What would the seamstress do?

  • She pinches the fabric at the shoulder, grabs those two dots and brings them together, shortening the line

  • At the waist she pulls tight and her hands move upward

  • She finds the two lines of dots at the hips and gently pinches them outwards.

  • Then pulls the fabric up slightly. A little tuck, or a little lift.

Soft Natural (Curve + Width)

For Soft Naturals, the blue dots mark the shoulders and outer hips, both pushing wide.

Seamstress alteration diagram for SN (Curve + Width) Kibbe type showing hand placement on blue dots

What would the seamstress do?

  • Both shoulder dots get pulled outward, then again at the upper torso

  • At the waist she doesn't pull tight.
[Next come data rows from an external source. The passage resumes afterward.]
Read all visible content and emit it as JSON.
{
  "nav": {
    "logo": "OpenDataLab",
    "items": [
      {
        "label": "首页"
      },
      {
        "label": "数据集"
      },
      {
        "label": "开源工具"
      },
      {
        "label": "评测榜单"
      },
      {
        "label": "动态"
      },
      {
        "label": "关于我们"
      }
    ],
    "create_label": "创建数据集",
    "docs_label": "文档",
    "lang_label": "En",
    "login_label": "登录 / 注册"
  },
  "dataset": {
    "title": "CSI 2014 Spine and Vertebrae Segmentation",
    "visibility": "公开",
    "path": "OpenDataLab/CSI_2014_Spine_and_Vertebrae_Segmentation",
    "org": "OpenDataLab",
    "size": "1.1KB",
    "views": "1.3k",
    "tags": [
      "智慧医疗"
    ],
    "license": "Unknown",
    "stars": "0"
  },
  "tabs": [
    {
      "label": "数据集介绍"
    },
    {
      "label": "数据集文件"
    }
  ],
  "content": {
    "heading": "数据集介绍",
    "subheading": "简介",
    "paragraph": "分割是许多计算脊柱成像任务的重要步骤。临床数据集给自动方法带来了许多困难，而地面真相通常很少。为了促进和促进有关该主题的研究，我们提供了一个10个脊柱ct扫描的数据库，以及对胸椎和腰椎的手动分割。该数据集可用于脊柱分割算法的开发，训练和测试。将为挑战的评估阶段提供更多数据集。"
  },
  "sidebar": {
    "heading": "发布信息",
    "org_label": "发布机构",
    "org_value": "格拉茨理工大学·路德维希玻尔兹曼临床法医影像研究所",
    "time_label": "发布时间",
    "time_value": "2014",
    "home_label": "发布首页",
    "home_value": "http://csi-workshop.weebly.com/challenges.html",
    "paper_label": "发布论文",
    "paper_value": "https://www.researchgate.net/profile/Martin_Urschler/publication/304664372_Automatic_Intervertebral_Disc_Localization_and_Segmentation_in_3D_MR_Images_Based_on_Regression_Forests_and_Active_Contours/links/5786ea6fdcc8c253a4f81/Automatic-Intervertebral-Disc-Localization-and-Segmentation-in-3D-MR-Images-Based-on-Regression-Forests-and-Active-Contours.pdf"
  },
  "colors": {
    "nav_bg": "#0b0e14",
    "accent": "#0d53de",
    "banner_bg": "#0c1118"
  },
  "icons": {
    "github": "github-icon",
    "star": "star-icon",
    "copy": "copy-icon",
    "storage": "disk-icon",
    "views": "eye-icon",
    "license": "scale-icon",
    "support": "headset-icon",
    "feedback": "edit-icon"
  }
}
She shifts the fabric inward, a relaxed stretch, hoping to enhance any waist, relaxed, just suggesting there is a shape underneath

Soft Classic (Curve + Balance)

For Soft Classics, the blue dots sit at the shoulders and hips at the same horizontal level.

Seamstress alteration diagram for SC (Curve + Balance) Kibbe type showing hand placement on blue dots

What would the seamstress do?

  • She checks the shoulder dots and the hip dots. Even. She nods.

  • An ever so slight tuck by the waist with the lightest inward smoothing

  • She steps back. Confirms the parity. Done.

Soft Gamine (Curve + Petite)

For Soft Gamines, the blue dots mark the shoulders, waist pulling inward, and mid-leg.

Seamstress alteration diagram for SG (Curve + Petite) Kibbe type showing hand placement on blue dots

What would the seamstress do?

  • She pulls the shoulder upward so everything sits correctly on a petite frame

  • Then she starts adding, a feather trim near a blue dot, a shaped hem, a detail at the collar. She's creating staccato but around curves, using yin elements, rather than straight lines

  • She hems the bottom. And appreciates the interruptions.

She sets down her pins.

My point is simply this: there are many ways into Kibbe, many ways to interpret Kibbe, and sometimes an unexpected lens is the one that finally makes it land. As always, this is just theory.